One of the most powerful team exercises is to explore team leaders and team members “mental models” of teams, networks and groups. Mental models are the, often invisible, dictators of what actually happens in a team as opposed to what team leaders would like to happen. Here are some practical techniques for uncovering these “icebergs of the mind” before they sink your teams.

Image from: http://www.spyjournal.biz/taxonomy/term/84

According to Peter Senge author of The Fifth Discipline book people act according to their “mental models” which he defines as:

deeply ingrained assumptions, generalizations, or even pictures or images that influence how we understand the world and how we take action. Very often, we are not consciously aware of our mental models or the effects they have on our behavior. The discipline of working with mental models starts with turning the mirror inward; learning to unearth our internal pictures of the world, to bring them to the surface and hold them rigorously to scrutiny.

Now here is the really important thing about mental models – there are two very different mental model knocking about in our heads for every important aspect of our lives:

Espoused models are what we think we believe or how we might explain our beliefs to others

In-use models are what an analysis of our real-world actions, by an independent observer would suggest we actually believe.
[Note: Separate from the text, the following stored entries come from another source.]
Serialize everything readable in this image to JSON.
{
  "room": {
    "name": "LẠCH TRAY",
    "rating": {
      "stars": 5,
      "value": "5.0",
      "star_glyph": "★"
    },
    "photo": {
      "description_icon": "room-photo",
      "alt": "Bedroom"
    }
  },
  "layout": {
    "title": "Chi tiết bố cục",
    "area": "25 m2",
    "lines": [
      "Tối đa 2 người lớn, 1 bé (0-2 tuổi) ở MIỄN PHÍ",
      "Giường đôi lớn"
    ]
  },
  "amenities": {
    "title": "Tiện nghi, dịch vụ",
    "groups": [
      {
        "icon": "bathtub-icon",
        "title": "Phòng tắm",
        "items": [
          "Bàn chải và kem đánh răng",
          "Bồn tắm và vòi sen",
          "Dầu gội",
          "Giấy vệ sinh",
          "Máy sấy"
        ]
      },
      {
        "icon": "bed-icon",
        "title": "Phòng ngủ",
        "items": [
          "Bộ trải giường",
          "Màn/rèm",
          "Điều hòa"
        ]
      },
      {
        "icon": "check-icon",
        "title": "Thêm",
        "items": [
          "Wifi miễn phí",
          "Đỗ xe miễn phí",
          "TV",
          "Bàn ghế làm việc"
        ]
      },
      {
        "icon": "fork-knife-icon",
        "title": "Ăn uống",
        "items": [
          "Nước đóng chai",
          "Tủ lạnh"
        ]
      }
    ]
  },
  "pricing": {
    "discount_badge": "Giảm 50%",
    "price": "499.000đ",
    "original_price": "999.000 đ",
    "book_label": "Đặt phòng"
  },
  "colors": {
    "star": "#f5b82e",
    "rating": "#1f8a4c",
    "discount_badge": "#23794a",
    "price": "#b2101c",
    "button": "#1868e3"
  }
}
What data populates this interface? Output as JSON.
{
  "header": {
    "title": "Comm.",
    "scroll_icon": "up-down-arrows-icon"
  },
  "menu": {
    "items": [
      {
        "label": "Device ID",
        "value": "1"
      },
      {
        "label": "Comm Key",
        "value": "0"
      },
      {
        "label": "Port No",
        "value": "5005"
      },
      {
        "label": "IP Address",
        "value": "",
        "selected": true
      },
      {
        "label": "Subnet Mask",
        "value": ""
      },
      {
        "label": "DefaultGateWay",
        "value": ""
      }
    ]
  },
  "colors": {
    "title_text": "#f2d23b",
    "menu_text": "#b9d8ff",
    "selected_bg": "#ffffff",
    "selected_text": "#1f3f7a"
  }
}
As an example take the important topic “Skidding on Ice in a car” ….
Our espoused mental model would probably reflect best practice of turning into the skid. However because the espoused model is somewhat counter-intuitive our In-use model may actually be to turn against the skid with the inevitable consequences. I know this from hard experience!

Here is another example of mental models applied to teams – the cartoon at the top of the article refers!
I believe that the In-use models of some software project managers – “its better to be doing something instead of nothing – even if you don’t know what you are doing”. However if you asked them what they believe about software project management (i.e. their Espoused Models) they would probably say they always get the requirements clear before they let their team start coding! Can you see the problem?

How to use “mental models” to improve teams
An excellent team session is to openly explore both Espoused and In-Use mental models in the key team areas such as:

  • Team Leadership
  • Decision-making
  • Risks and Rewards
  • Initiative and autonomy
  • Blame

But how do you actually change mental models?
That’s the bigger question and merits a whole article in itself – however here are 3 simple ideas to get you started:

1) You can’t change mental models if you don’t see them – so the first step is making mental models visible.

2) Even when you see your mental models you may not believe them – so a good approach is to invent ways for team members to experience their mental models in some way – simulation and role-playing is a great way to do this.

3) Sometimes the required mental model change is simply too big to take in one step – think about interim “bridge” models to get the change started in the right directions.